Sculptural Light Box - the Bar
Elements take on sculptural forms, and the lines between artwork and design are blurred. An undulating series of layered waves in repoussé (hammered) brass dominate one space, while perforated and hammered bucket lamps focus light on textured veneer tabletops in a woman-centric theme right down to gold hues on the walls and on plush velvet chairs in another; and in yet another space, we see echoes of the wave motif in exposed plywood organically melding into the ceiling, walls and down to the storage of a bar, giving the bar the appearance of a sculptural light box with its diagonally cut tobacco Italian marble slabs arranged on backlit onyx to creating a floating apron.

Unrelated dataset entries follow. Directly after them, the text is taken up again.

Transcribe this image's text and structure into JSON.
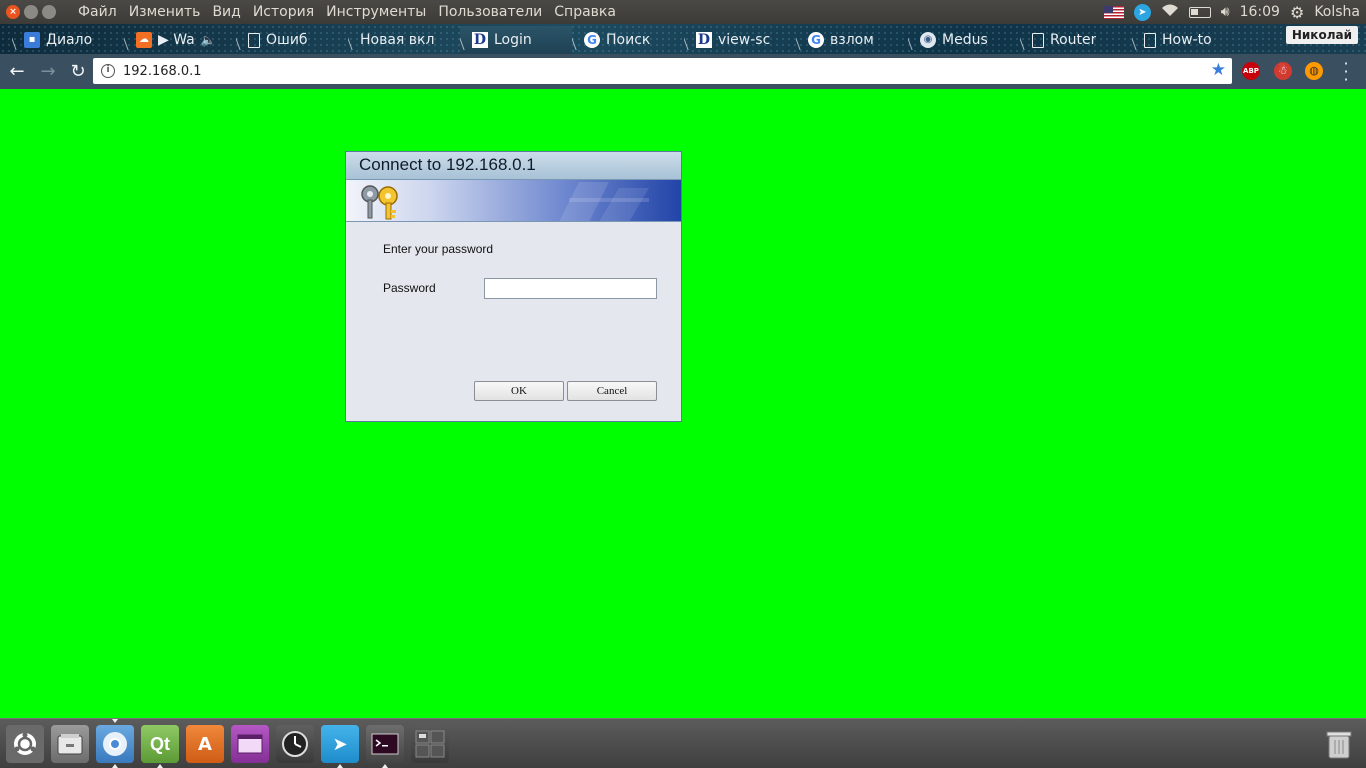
{
  "top_panel": {
    "menu": [
      "Файл",
      "Изменить",
      "Вид",
      "История",
      "Инструменты",
      "Пользователи",
      "Справка"
    ],
    "time": "16:09",
    "user": "Kolsha"
  },
  "browser": {
    "profile_name": "Николай",
    "tabs": [
      {
        "label": "Диало",
        "icon": "chat-icon"
      },
      {
        "label": "▶ Wa",
        "icon": "soundcloud-icon",
        "audio": "🔈"
      },
      {
        "label": "Ошиб",
        "icon": "document-icon"
      },
      {
        "label": "Новая вкл",
        "icon": "none"
      },
      {
        "label": "Login",
        "icon": "dlink-icon",
        "active": true
      },
      {
        "label": "Поиск",
        "icon": "google-icon"
      },
      {
        "label": "view-sc",
        "icon": "dlink-icon"
      },
      {
        "label": "взлом",
        "icon": "google-icon"
      },
      {
        "label": "Medus",
        "icon": "eye-icon"
      },
      {
        "label": "Router",
        "icon": "document-icon"
      },
      {
        "label": "How-to",
        "icon": "document-icon"
      }
    ],
    "url": "192.168.0.1",
    "extensions": {
      "abp": "ABP"
    }
  },
  "dialog": {
    "title": "Connect to 192.168.0.1",
    "prompt": "Enter your password",
    "password_label": "Password",
    "password_value": "",
    "ok_label": "OK",
    "cancel_label": "Cancel"
  },
  "dock": {
    "items": [
      "ubuntu-logo-icon",
      "files-icon",
      "chromium-icon",
      "qt-creator-icon",
      "software-center-icon",
      "window-manager-icon",
      "clock-icon",
      "telegram-icon",
      "terminal-icon",
      "workspace-switcher-icon"
    ],
    "trash": "trash-icon"
  },
  "colors": {
    "page_background": "#00ff00",
    "panel": "#3c3b37",
    "toolbar": "#3a5061",
    "dialog_background": "#e4e8ee"
  }
}
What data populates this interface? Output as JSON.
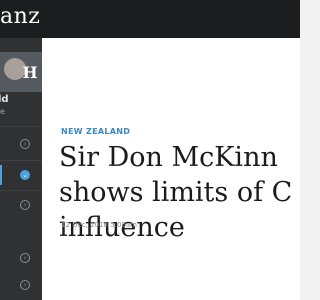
{
  "header": {
    "brand": "anz"
  },
  "sidebar": {
    "author_name": "ld",
    "author_sub": "e",
    "badge_glyph": "H",
    "menu": [
      {
        "icon": "chevron-right-icon",
        "active": false
      },
      {
        "icon": "chevron-down-icon",
        "active": true
      },
      {
        "icon": "chevron-right-icon",
        "active": false
      },
      {
        "icon": "chevron-right-icon",
        "active": false
      },
      {
        "icon": "chevron-right-icon",
        "active": false
      }
    ]
  },
  "article": {
    "section": "NEW ZEALAND",
    "headline_lines": [
      "Sir Don McKinn",
      "shows limits of C",
      "influence"
    ],
    "dateline": "12 Dec, 2018 5:00am"
  },
  "colors": {
    "accent": "#4aa3de",
    "topbar": "#1b1d1f",
    "sidebar": "#2f3133"
  }
}
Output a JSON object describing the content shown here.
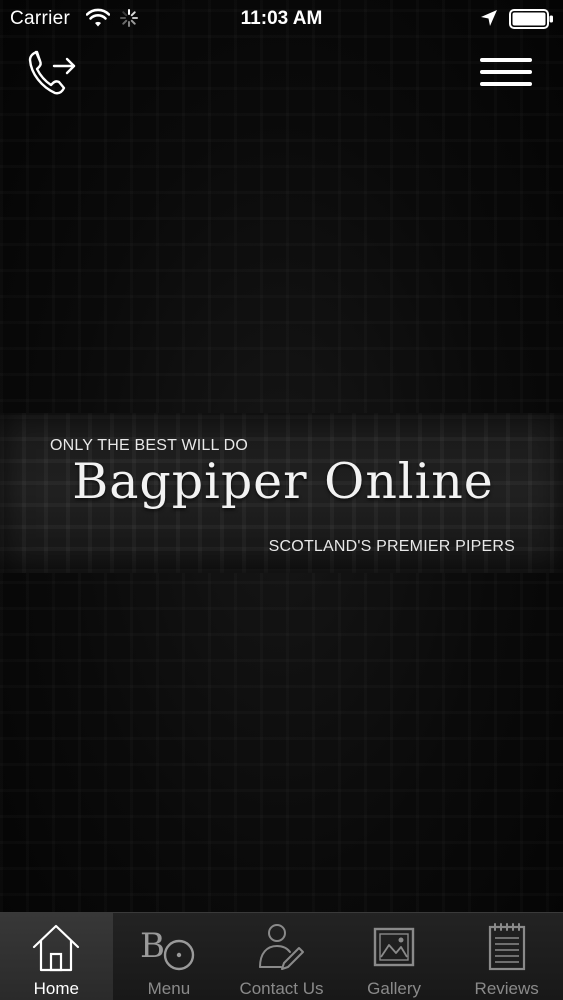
{
  "status_bar": {
    "carrier": "Carrier",
    "time": "11:03 AM"
  },
  "header": {
    "call_icon": "phone-forward-icon",
    "menu_icon": "hamburger-menu-icon"
  },
  "banner": {
    "tagline": "ONLY THE BEST WILL DO",
    "brand": "Bagpiper Online",
    "subtitle": "SCOTLAND'S PREMIER PIPERS"
  },
  "tabs": [
    {
      "label": "Home",
      "icon": "home-icon",
      "active": true
    },
    {
      "label": "Menu",
      "icon": "bo-logo-icon",
      "active": false
    },
    {
      "label": "Contact Us",
      "icon": "contact-person-icon",
      "active": false
    },
    {
      "label": "Gallery",
      "icon": "gallery-image-icon",
      "active": false
    },
    {
      "label": "Reviews",
      "icon": "notepad-icon",
      "active": false
    }
  ],
  "colors": {
    "background": "#050505",
    "tab_bar": "#1c1c1c",
    "tab_active": "#333333",
    "text_primary": "#ffffff",
    "text_inactive": "#8a8a8a"
  }
}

Although there is a wide variety of materials and textures in use in this project, Sumessh manages to tie up elements and motifs through repetition or modification. Various elements find reflection in a varied form in different spaces, sustaining the design vocabulary.
Diligent attention to details introduces an element of surprise, even awe at places; viz., the chair headrest with its glass oval delicately suspended on gold buttons and etched with a woman’s profile; or the funky wall pattered with panels of differently treated glass - coloured, stained, blown, textured, inspired by Frank Lloyd Wright and the like.
Though the premise may seem clichéd, the design approach is defined by indigenous materials and techniques that do not visibly hark on any Indian motifs but distinctly conform to a contemporary sensibility rooted in traditional architecture.